As Kuwait's Emir shuttled between Gulf capitals for talks, US President Donald Trump offered to host a White House meeting if necessary, in a change of heart from his initial support for the Saudi-led boycott.
Saudi Arabia, the United Arab Emirates, Egypt and Bahrain lead a string of countries that this week cut ties with Qatar over what they say is the emirate's financing of extremist groups and its ties to Iran, Saudi Arabia's regional arch-rival.
Qatar strongly denies the allegations and has expressed a willingness to engage in talks.
The Arab countries closed air, sea and land links with Qatar, barred the emirate's planes from their airspace and ordered Qatari citizens out within 14 days.
In a measure that cemented earlier UAE restrictions on air transport, the country's General Civil Aviation Authority said yesterday it had closed the air space for all air traffic to and from Doha until further notice. The UAE also cut postal ties with Qatar.
Normally guarded about politics, Qataris have expressed outrage.
"It is a blockade! Like that of Berlin. A declaration of war. A political, economic and social aggression," a Qatari diplomat said.
With food and other supplies disrupted and worries mounting about deepening economic turbulence, banks and firms in Gulf Arab states are seeking to keep business links to Qatar open and avoid a costly fire sale of assets.
The feud has raised fears of wider instability in an already-volatile region that is a crucial global energy supplier and home to several Western military bases.
Officials from Qatar and its Gulf Arab neighbours embarked on a quickening round of shuttle diplomacy, with the Qatari foreign minister due in Moscow and Brussels and Bahrain's King visiting his ally Egypt for talks on the crisis.
Kuwait - which unlike most of its fellow Gulf Cooperation Council (GCC) members has not cut off ties with Qatar - has been leading efforts to mediate.
Its Emir, Sheikh Sabah al-Ahmad Al-Sabah, held talks on Wednesday with Qatari counterpart Sheikh Tamim bin Hamad Al-Thani, following talks with senior UAE officials and Saudi King Salman.

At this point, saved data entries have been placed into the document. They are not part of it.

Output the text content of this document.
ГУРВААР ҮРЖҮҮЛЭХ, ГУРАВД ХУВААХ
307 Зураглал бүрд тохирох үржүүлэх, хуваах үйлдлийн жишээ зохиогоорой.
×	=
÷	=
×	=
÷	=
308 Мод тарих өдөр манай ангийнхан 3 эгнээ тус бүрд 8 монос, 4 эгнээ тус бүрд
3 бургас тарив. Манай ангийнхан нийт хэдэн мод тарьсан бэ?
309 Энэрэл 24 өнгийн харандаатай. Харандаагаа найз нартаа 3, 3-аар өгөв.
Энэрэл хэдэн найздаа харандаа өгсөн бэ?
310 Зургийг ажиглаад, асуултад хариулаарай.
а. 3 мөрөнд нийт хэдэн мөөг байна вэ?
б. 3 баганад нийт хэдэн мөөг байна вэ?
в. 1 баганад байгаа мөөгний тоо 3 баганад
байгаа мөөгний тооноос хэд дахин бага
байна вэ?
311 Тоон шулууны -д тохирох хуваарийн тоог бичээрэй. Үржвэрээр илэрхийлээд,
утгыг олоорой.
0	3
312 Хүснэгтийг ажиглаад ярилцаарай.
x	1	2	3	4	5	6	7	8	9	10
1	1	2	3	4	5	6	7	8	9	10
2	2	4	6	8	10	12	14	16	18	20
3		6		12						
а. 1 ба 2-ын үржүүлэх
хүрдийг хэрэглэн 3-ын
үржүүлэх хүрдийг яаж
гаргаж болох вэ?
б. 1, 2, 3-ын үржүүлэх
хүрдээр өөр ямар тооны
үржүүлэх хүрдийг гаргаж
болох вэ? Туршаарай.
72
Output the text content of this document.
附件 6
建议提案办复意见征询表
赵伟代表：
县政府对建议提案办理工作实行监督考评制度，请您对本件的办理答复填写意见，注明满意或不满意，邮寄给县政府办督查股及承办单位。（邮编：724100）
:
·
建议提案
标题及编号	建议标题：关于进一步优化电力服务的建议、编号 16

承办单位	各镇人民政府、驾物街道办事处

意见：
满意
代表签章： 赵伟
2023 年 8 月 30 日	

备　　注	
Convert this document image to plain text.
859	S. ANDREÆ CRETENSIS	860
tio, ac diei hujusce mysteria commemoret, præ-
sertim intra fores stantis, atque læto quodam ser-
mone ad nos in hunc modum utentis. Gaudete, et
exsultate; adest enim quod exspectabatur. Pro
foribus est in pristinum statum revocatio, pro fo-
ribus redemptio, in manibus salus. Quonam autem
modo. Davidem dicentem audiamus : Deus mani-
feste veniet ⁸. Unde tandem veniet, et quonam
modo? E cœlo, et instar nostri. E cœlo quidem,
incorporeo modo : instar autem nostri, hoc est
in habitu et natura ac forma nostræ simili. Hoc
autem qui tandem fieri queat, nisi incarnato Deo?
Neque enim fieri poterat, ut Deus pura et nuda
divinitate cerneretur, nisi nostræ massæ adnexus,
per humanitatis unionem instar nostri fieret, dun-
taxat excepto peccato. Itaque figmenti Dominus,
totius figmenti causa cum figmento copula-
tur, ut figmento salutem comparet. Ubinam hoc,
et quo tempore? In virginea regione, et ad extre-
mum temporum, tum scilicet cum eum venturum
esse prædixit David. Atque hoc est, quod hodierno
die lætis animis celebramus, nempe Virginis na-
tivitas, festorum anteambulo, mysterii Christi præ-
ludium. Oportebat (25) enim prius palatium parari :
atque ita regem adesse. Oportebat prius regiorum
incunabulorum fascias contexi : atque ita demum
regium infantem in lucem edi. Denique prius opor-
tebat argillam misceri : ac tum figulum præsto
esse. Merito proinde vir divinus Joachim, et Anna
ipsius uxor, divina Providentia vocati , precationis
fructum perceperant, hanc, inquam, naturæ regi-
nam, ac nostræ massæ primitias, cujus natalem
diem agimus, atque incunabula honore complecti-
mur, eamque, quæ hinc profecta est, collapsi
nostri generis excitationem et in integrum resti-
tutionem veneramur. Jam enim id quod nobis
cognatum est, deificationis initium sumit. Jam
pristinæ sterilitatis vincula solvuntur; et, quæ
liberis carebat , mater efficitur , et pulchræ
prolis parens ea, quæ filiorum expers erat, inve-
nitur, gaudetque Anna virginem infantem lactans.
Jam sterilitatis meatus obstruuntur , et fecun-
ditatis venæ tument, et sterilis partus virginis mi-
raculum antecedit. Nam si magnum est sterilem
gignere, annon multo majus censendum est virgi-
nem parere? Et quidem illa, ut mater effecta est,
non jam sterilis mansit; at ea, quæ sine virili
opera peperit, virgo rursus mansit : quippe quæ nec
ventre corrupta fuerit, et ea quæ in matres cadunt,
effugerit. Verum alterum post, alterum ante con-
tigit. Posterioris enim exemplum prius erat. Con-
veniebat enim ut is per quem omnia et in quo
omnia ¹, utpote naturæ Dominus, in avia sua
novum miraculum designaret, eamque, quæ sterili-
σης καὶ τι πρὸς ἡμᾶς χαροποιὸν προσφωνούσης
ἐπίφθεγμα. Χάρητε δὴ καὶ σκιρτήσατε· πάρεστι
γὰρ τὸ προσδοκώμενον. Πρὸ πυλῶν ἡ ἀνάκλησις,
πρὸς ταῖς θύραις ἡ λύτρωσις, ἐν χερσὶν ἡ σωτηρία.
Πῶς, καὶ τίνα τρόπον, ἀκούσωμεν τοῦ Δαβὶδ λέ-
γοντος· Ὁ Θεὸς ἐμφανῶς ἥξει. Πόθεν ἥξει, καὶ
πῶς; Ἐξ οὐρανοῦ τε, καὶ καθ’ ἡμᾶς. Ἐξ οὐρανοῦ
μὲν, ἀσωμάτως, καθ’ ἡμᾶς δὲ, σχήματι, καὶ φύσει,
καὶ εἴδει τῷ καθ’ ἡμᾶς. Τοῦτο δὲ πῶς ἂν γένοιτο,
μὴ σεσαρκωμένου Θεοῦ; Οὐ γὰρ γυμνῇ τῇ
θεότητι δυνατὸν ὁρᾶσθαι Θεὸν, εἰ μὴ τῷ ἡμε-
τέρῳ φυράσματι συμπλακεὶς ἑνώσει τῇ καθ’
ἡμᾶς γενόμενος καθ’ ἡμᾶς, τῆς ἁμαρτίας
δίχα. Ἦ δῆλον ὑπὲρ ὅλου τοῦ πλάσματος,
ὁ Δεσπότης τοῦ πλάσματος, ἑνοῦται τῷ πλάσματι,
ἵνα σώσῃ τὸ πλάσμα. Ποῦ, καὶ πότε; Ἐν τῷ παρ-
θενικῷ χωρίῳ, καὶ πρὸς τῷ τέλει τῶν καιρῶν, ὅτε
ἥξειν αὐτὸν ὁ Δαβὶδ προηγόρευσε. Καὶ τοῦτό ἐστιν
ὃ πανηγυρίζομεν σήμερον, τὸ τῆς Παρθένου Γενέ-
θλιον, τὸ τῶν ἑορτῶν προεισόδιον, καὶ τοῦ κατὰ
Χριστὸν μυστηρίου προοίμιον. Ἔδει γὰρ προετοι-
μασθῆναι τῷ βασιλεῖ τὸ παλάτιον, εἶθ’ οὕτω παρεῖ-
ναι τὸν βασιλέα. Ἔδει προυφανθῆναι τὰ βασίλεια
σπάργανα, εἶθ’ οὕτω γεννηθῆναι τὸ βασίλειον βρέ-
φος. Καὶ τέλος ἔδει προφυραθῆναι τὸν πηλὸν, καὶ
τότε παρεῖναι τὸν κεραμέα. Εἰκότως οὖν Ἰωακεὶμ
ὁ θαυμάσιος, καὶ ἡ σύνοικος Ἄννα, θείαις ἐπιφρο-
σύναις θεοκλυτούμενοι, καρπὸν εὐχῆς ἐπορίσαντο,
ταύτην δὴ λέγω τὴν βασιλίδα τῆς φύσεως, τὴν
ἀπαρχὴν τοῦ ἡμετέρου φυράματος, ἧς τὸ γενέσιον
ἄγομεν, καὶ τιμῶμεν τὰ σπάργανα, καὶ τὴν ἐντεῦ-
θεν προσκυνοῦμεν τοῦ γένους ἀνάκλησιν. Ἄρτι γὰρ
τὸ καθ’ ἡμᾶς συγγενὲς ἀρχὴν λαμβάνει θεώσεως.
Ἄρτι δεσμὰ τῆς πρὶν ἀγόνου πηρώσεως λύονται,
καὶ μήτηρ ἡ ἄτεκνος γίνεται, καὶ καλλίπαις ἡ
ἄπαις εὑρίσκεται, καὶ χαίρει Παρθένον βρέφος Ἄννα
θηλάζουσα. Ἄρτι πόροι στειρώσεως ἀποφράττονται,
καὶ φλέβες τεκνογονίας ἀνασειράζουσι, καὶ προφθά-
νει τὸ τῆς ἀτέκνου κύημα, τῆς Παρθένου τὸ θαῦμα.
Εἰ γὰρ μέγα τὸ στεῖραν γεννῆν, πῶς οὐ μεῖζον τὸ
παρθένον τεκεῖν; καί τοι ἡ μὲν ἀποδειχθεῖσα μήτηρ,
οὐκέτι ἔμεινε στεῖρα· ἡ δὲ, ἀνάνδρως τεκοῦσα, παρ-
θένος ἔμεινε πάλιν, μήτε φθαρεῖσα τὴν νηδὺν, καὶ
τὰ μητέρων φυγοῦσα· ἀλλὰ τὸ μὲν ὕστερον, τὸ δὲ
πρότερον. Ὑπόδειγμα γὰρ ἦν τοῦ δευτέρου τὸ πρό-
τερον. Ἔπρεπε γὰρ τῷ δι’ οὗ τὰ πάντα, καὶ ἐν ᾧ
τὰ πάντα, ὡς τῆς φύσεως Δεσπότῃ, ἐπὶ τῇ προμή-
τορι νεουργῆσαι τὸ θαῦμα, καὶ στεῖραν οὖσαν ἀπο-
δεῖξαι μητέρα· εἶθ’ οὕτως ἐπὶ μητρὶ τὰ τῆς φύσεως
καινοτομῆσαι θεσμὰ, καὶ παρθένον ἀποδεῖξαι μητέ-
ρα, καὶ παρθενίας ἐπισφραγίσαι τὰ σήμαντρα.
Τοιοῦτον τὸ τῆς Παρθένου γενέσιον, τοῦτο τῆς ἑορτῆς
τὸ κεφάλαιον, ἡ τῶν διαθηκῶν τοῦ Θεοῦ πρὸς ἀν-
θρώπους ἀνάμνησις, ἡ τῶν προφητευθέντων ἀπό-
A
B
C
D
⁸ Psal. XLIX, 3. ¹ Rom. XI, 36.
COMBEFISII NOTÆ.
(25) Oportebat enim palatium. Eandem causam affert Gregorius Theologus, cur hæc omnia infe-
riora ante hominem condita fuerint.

Doha has for years forged its own alliances in the region, often diverging from the GCC and taking in leaders of the Muslim Brotherhood, the Palestinian Hamas and members of the Afghan Taleban.
A senior Emirati official told AFP that this week's decision was not aimed at a change of regime in Qatar but to pressure the country to reshape its policy.
"This is a foreign policy gone wild," state minister for foreign affairs Anwar Gargash told AFP.
Saudi Arabia's al Watan newspaper published what it said was a list of eight "extremist organisations" seen as working to destabilise the region from Qatar.
Qatar has backed Islamist movements but vehemently denies supporting terrorism. It provides a haven to anti-Western groups such as the Taleban and Algeria's Islamic Salvation Front. Qatar says it does not accept its neighbours' view that any group with an Islamist background is terrorist. Qatar's Emir has said such a view is a big mistake.